The program will be running with up to 20 threads. Reading PLINK FAM file from [/work1/analysis_ukb/ukb_qc/chr13_QC/chr13_QC.fam]... 337056 individuals to be included from FAM file. Reading phenotype data from [/work1/analysis_ukb/gwas/calcium/calcium.txt]... 337056 overlapping individuals with non-missing data to be included from the phenotype file. 337056 individuals to be included. 156073 males, 180983 females, 0 unknown. Reading PLINK BIM file from [/work1/analysis_ukb/ukb_qc/chr13_QC/chr13_QC.bim]... 320307 SNPs to be included from BIM file(s). Reading the sparse GRM file from [/work1/analysis_ukb/ukb_grm/chr13_grm/chr13_geno_grm]... After matching all the files, 337056 individuals to be included in the analysis. Estimating the genetic variance (Vg) by fastGWA-REML (grid search)...

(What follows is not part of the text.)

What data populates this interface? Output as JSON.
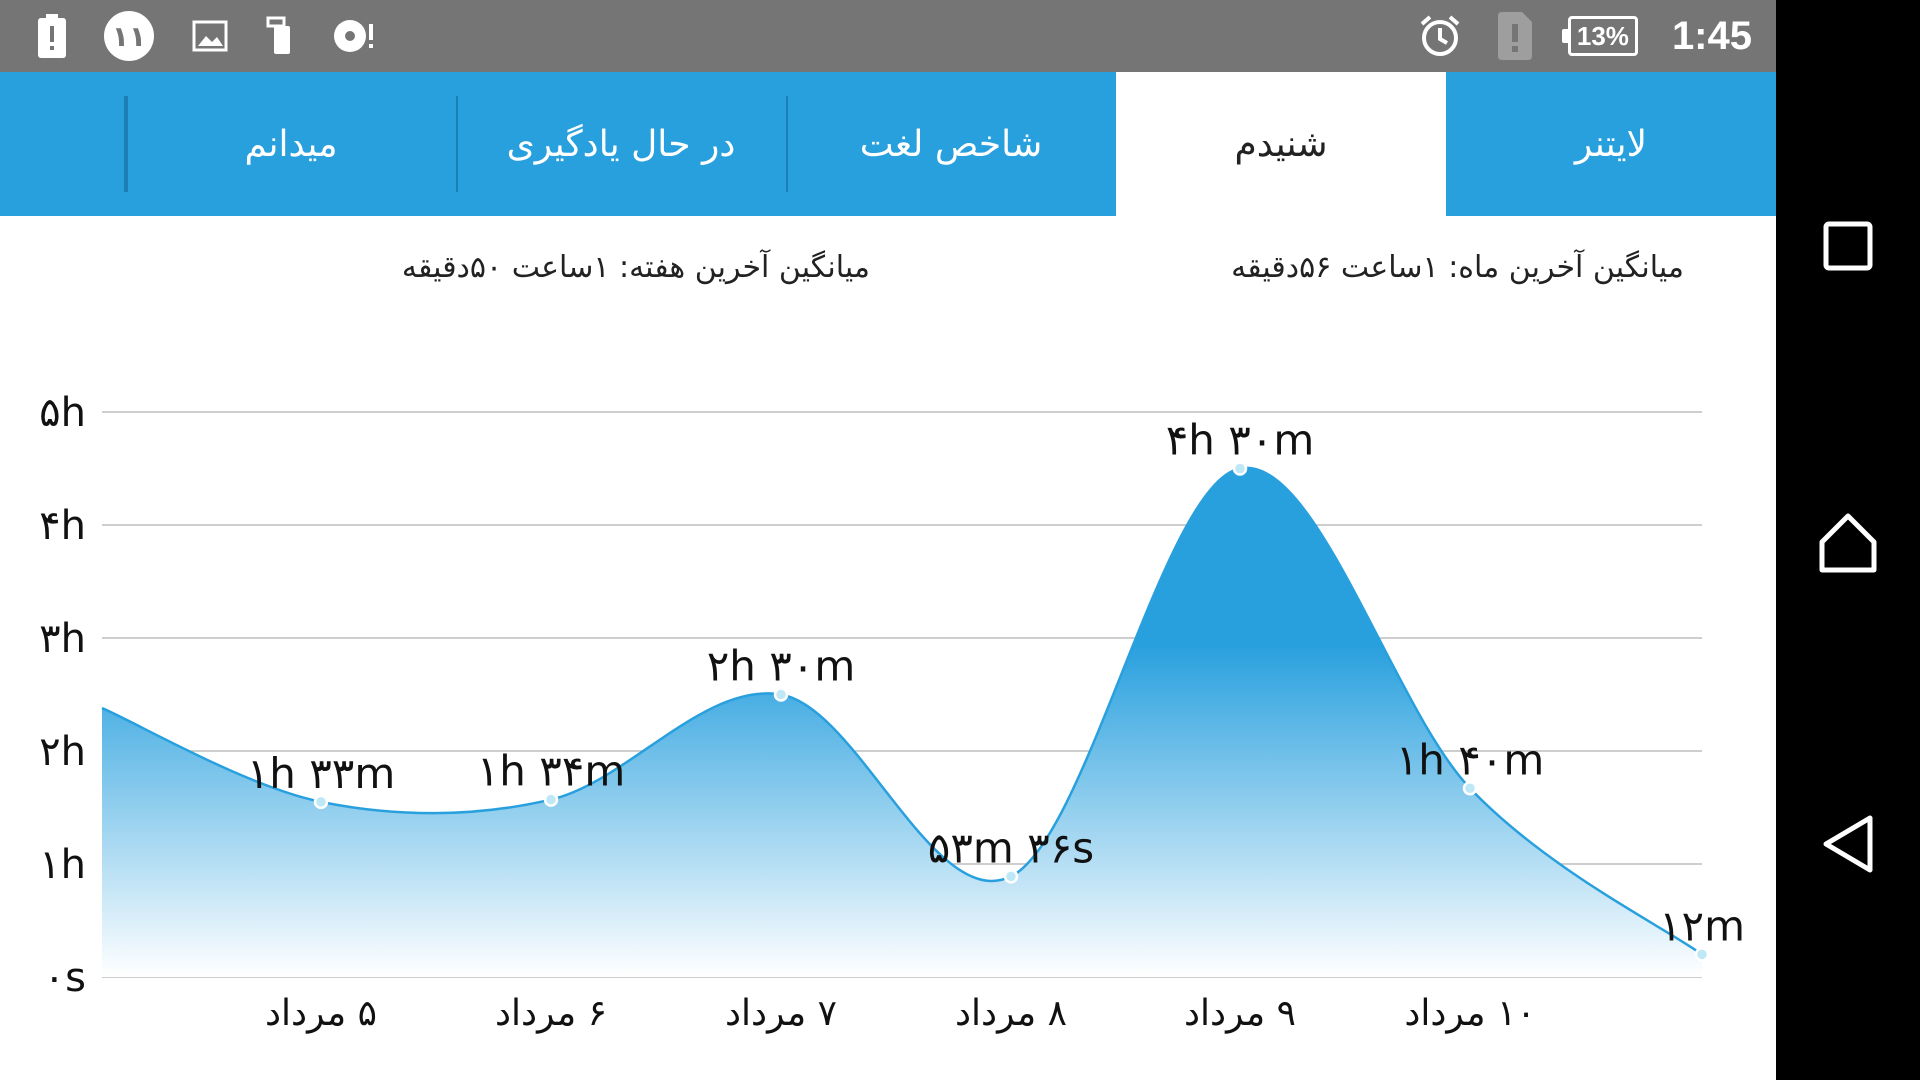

It runs for two or three hours without producing any results and consumes almost a T of memory, which is seriously out of line with what the article describes, I'm not sure what I'm doing wrong, hopefully you guys can shed some light on this. Additional info: chr13_geno_grm.grm.sp has line 745108110 , chr13_geno_grm.grm.id has line 337056.

longmanz commented 6 months ago

Hi, The difference of line number between your .sp and .id file indicates you have a huge number of related pairs in your data, which is not true for UK Biobank. Please make sure your individuals are from the same genetic ancestry background, because the genetic relationship of individuals of diverse ancestry background cannot be properly estimated by GCTA as well as other commonly used tools. You may refer to UKB data field 22006 for individuals of Caucasian ancestry. Or you can infer the genetic ancestry using references like the 1000 Genomes Project.